La rectrice de l’Université de Sherbrooke confond également liberté de religion et liberté d’opinion, deux droits reconnus comme distincts par la Déclaration universelle des droits de l’homme. Les croyances religieuses ne sont pas véritablement des opinions, car elles ne sont pas sujettes à discussion : les juifs, les chrétiens et les musulmans croient inconditionnellement en l’existence de Dieu et ne peuvent remettre cette croyance en cause sous peine de voir leur foi s’effondrer. Le droit d’opinion ne concerne pas ce genre de dogme ; il touche avant tout les questions sociales et politiques qui sont débattues au sein de la cité. On ne peut donc pas dire que l’interdiction des signes religieux ostentatoires à l’université brime le droit d’opinion.

Le projet de charte de la laïcité limite le port de signes religieux ostentatoires dans les organismes de l’État en vertu de la neutralité dont ses employés doivent faire preuve. Mais il ne brime pas pour autant la liberté de religion puisque les croyants pourront continuer à professer leur foi partout ailleurs dans la société.

Enfin, parlons du voile islamique puisqu’il est en beaucoup question dans tout ce débat. Au cours de la longue histoire des universités, de grandes luttes ont été menées pour permettre à tout le monde de faire des études universitaires et d’accéder au savoir. Jusqu’au XXe siècle, des groupes entiers de la population étaient exclus de l’université, en particulier les femmes.

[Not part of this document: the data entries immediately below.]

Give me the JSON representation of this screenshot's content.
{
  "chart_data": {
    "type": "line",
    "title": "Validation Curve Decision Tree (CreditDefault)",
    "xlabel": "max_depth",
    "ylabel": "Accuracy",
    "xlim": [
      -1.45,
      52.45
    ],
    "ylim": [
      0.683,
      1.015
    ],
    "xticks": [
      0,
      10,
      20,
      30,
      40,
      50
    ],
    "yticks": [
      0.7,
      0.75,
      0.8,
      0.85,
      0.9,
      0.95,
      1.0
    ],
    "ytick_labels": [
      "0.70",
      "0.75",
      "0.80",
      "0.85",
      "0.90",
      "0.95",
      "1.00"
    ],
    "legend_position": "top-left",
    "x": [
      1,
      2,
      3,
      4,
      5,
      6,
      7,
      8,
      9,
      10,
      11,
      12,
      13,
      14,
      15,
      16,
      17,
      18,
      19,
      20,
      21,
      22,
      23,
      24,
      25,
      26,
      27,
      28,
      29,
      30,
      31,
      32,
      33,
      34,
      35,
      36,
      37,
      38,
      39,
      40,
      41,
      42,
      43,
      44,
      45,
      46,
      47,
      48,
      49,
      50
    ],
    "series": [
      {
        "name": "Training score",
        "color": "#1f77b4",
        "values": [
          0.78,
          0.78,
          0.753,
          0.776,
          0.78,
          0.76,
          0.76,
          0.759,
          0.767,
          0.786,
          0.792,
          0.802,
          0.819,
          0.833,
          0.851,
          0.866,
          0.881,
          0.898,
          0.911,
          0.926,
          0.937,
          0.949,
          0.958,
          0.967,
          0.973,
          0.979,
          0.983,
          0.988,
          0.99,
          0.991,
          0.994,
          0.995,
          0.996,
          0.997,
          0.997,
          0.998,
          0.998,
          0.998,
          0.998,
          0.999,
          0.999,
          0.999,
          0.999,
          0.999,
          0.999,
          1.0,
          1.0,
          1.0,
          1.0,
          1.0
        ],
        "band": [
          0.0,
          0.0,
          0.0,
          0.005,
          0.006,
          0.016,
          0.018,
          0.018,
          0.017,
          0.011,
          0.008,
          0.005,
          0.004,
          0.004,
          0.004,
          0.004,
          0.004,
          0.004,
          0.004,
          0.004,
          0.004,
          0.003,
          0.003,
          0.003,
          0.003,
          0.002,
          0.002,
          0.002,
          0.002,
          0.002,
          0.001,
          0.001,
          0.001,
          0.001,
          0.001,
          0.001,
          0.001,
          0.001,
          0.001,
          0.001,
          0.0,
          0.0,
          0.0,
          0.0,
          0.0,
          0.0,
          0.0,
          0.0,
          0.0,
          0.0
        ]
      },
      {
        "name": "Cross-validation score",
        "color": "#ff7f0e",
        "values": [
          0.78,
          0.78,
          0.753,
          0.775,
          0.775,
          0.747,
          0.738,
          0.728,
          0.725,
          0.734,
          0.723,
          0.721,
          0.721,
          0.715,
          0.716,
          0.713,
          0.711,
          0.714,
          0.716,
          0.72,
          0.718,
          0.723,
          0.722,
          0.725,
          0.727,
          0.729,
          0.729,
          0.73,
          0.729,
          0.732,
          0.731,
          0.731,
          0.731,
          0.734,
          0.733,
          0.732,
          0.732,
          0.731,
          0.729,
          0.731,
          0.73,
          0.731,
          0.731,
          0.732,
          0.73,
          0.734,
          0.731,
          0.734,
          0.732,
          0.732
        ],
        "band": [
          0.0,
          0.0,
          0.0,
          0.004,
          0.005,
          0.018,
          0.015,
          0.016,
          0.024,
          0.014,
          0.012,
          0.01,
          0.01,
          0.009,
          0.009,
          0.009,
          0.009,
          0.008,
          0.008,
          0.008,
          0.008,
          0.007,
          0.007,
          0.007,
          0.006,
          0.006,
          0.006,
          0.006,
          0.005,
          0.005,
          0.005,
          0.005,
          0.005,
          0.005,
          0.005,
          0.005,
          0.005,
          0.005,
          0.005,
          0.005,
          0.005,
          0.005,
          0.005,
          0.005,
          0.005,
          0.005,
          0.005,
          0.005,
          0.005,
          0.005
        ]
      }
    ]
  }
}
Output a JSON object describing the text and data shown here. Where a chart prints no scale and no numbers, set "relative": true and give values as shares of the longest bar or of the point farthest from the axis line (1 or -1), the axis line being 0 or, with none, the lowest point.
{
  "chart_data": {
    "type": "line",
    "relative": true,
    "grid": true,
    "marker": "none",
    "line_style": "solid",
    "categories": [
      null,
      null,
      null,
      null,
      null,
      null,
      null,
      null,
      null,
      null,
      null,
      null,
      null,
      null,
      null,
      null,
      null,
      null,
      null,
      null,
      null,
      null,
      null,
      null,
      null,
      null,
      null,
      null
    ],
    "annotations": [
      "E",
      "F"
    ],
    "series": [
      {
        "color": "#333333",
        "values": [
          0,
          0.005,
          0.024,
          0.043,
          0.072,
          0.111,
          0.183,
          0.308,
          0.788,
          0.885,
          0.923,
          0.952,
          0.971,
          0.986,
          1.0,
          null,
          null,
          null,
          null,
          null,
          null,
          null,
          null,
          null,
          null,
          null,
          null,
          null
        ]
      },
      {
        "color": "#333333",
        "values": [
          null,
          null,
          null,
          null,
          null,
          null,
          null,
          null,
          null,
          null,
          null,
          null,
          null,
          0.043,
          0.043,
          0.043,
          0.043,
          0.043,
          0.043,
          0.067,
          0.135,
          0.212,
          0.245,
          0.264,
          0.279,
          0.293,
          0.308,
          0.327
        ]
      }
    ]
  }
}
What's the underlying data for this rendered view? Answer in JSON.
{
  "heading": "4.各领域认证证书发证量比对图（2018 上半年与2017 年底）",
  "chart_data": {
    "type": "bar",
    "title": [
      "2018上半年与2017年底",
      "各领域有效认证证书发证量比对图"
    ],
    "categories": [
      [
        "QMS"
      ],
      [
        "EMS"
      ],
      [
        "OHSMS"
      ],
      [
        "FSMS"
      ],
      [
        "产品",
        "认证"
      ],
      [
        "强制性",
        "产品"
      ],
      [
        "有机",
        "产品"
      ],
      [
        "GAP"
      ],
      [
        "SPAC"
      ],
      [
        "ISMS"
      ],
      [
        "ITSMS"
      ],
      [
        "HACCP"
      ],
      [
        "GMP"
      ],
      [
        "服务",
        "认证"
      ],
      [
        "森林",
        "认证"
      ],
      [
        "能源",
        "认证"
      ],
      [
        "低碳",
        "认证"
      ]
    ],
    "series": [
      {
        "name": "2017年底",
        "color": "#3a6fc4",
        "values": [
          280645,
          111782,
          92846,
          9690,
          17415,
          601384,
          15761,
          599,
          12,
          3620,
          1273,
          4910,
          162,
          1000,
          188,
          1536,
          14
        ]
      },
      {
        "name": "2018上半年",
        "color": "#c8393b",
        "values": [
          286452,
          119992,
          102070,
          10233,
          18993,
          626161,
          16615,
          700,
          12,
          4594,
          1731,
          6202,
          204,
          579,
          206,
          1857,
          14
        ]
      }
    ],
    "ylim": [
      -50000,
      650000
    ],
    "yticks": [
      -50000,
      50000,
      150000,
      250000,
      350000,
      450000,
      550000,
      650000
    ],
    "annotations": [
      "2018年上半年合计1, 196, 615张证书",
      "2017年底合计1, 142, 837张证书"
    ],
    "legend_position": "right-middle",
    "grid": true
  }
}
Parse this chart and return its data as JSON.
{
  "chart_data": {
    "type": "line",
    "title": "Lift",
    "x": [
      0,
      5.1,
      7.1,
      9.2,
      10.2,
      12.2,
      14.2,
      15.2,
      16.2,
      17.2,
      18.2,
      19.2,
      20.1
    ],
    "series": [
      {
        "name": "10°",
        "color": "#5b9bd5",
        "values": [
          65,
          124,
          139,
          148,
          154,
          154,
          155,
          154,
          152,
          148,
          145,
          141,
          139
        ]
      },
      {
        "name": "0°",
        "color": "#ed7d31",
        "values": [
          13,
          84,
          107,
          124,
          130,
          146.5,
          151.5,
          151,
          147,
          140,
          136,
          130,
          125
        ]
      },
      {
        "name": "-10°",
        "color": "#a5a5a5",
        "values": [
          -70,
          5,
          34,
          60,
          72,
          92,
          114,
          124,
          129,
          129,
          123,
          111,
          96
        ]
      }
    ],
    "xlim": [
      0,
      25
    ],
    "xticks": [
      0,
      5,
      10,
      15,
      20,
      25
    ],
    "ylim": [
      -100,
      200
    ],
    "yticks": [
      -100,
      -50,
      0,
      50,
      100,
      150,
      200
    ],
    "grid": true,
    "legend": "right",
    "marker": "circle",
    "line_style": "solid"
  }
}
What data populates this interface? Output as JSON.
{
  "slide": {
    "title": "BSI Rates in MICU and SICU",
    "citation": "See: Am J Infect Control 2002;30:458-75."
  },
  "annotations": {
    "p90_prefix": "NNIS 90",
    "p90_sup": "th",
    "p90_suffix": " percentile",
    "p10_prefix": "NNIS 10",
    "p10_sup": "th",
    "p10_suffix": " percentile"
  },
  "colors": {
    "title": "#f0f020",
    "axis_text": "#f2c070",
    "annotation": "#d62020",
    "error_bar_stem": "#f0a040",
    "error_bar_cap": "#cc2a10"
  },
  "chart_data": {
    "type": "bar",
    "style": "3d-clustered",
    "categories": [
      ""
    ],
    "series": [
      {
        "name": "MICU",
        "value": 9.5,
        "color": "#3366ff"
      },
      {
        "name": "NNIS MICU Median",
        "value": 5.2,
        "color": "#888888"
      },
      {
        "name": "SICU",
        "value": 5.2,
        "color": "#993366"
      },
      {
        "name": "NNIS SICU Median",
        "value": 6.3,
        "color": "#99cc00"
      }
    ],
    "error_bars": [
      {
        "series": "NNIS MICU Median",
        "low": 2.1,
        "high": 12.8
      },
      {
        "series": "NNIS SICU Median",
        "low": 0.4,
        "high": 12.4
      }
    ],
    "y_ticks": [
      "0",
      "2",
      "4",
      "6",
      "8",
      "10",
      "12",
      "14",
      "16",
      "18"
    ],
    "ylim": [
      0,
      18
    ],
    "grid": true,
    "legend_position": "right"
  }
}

Au prix d’efforts inouïs déployés pendant des décennies entières, les femmes ont réussi à se faire respecter et à acquérir une formation universitaire à laquelle elles ont droit tout autant que les hommes.

Alors que, dans plusieurs pays musulmans, des universitaires se lèvent pour combattre la ségrégation vestimentaire imposée de plus en plus aux étudiantes avec la montée de l’intégrisme islamique, voilà qu’au Québec on accepterait aveuglément que des femmes portent, dans ce haut lieu du savoir qu’est l’université, un voile qui n’est rien d’autre que le symbole d’une subordination à une religion machiste ? Pareille abdication constituerait une dangereuse régression historique.